Un nain nommé Gustave
Dans ce livre, les illustrations de Petr Sís accompagnent l’histoire d’un petit nain qui possède une très belle voix et est aimé pour la beauté de son chant. Un jour cependant il s’éprend de l’éclat de l’or, commence à accumuler les biens, oublie de chanter et perd peu à peu ses amis. C’est dans la solitude qu’il se rend compte que tout l’or du monde ne vaut pas le talent et l’amitié et il part à la reconquête de ce qu’il a perdu. Stanislav Škoda rappelle dans ce contexte les inspirations de Petr Sís au début de carrière :

Un nain nommé Gustave
« C’est un des premiers livres de Petr Sís et il est apparemment inspiré par la poétique du dessinateur et cinéaste Jiří Trnka. Petr Sís a d’ailleurs parlé Jiří Trnka comme de son maître et sa grande source d’inspiration lors de la remise du prix Hans Christian Andersen. Sa création a cependant évolué par la suite dans une direction tout à faite différente. Il a aussi commencé à écrire les textes de ses livres et aujourd’hui c’est un auteur différent. Je pense cependant que c’est un illustrateur si excellent qu’il faut présenter au public tchèque toutes les facettes de son talent y compris ses premières œuvres. »

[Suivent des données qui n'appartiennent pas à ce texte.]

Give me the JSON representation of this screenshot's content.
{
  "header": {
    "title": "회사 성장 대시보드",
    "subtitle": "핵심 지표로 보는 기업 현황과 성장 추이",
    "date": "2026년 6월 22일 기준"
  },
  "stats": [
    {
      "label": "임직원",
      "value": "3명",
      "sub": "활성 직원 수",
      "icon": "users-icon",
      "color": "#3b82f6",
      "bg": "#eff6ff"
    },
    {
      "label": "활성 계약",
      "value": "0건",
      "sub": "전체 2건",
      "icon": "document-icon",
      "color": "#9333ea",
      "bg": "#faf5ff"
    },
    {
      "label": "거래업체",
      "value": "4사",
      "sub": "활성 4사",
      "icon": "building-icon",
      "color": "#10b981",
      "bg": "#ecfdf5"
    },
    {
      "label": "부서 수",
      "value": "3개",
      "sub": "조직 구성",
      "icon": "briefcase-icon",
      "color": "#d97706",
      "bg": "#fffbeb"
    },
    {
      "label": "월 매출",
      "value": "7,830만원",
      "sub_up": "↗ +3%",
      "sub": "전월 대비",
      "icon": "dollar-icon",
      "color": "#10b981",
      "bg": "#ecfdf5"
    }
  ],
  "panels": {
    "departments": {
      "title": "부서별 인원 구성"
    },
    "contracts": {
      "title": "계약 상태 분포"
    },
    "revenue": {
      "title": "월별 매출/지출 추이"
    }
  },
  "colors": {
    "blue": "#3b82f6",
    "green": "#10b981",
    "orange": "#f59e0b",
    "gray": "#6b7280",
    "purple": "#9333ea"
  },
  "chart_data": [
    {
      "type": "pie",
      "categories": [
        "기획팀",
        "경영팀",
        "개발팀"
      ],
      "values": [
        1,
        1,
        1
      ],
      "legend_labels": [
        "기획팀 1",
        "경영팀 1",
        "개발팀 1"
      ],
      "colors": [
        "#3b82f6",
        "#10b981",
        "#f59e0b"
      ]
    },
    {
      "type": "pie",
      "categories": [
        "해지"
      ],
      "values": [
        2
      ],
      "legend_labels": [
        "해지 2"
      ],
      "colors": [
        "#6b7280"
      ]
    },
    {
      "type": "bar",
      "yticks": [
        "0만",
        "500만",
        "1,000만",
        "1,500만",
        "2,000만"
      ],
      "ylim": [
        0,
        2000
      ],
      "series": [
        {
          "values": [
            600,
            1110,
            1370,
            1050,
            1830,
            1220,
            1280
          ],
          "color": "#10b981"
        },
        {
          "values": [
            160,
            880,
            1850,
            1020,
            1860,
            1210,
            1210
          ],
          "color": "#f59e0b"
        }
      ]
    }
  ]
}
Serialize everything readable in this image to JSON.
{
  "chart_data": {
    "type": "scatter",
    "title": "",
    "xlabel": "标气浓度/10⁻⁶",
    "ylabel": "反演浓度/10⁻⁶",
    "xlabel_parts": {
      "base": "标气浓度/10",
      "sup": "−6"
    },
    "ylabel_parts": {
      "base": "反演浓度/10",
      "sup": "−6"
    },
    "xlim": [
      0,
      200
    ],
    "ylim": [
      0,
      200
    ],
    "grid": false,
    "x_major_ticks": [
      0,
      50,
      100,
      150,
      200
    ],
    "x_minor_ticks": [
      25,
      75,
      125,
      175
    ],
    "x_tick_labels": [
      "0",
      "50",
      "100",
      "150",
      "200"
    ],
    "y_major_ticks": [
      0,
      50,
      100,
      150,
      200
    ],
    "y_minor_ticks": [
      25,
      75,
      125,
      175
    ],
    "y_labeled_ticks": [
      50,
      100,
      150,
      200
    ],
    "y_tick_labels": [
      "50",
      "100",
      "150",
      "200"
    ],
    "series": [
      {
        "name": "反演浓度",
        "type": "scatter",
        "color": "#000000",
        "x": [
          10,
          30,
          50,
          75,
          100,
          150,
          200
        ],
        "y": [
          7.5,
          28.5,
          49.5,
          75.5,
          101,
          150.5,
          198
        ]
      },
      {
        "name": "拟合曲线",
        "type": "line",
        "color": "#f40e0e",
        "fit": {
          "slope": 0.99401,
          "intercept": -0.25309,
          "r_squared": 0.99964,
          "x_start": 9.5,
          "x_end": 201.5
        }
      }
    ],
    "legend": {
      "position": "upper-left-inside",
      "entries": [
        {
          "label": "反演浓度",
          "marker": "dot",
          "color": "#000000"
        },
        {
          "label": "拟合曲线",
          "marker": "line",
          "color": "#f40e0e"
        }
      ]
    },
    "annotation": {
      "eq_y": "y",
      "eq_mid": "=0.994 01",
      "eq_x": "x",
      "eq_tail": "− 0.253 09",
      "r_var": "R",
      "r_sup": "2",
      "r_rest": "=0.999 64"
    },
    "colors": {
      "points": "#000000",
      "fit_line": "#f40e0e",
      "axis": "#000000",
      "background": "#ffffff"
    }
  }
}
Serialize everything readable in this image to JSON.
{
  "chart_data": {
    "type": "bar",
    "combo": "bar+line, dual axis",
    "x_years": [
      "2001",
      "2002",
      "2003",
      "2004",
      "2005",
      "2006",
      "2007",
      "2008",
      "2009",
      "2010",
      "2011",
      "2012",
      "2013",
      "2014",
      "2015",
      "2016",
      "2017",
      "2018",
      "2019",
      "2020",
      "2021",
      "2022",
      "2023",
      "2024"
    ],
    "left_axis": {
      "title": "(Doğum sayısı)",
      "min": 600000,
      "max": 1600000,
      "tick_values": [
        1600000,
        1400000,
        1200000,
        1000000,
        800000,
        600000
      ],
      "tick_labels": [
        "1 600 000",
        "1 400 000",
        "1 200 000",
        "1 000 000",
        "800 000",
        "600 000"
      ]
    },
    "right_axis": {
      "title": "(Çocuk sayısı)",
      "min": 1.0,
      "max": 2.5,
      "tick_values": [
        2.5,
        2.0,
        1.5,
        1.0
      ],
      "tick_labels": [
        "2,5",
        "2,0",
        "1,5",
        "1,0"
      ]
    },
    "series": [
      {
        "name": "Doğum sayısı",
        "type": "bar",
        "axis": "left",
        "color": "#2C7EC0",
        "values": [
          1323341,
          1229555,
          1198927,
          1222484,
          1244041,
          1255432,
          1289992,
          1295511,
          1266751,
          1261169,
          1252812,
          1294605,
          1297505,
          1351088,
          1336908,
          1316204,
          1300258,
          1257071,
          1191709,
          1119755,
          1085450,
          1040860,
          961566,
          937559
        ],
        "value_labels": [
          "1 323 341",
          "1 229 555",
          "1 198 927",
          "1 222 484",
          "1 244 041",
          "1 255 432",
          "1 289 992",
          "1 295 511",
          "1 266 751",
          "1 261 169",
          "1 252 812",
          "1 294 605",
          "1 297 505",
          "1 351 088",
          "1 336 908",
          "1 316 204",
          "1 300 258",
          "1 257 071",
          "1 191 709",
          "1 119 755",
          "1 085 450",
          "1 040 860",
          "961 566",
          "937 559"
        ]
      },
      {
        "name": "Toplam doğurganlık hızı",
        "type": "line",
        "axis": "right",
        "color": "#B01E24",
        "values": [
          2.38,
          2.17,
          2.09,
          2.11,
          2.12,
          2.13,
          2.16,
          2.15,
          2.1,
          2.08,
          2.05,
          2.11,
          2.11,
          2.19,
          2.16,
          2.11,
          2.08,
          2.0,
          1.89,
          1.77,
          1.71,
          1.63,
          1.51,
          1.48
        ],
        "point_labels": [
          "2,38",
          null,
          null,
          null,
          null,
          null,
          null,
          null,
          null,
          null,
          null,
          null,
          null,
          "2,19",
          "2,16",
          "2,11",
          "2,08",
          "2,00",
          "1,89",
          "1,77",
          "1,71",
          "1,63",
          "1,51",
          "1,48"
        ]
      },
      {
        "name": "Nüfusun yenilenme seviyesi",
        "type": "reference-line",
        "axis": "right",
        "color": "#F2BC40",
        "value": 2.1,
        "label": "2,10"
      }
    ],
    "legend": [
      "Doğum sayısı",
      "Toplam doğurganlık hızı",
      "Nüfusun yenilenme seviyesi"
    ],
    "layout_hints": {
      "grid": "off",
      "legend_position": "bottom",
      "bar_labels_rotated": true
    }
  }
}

C’est en septembre 2012 qu’est sorti en France le dernier opus de Petr Sís intitulé « La conférence des oiseaux ». Les enfants tchèques, eux, ont été parmi les premiers qui avaient pu lire ce livre dont la version tchèque était sortie à l’automne 2011 aux éditions Labyrint. L’auteur lui-même a présenté à la radio ce conte poétique qu’il a écrit et illustré :

« Ce livre raconte une histoire dans laquelle les oiseaux du monde entier se réunissent et constatent que le monde est chaotique et qu’ils doivent chercher un nouveau roi. Et ils sont apostrophés par la huppe qui est un oiseau bien actif et qui affirme de connaître l’endroit où ce roi vit. Selon la huppe, le roi vit sur le mont Kaf et c’est là qu’il faut aller. Et les oiseaux sont ravis parce qu’ils pensent que ce ne sera pas un problème. »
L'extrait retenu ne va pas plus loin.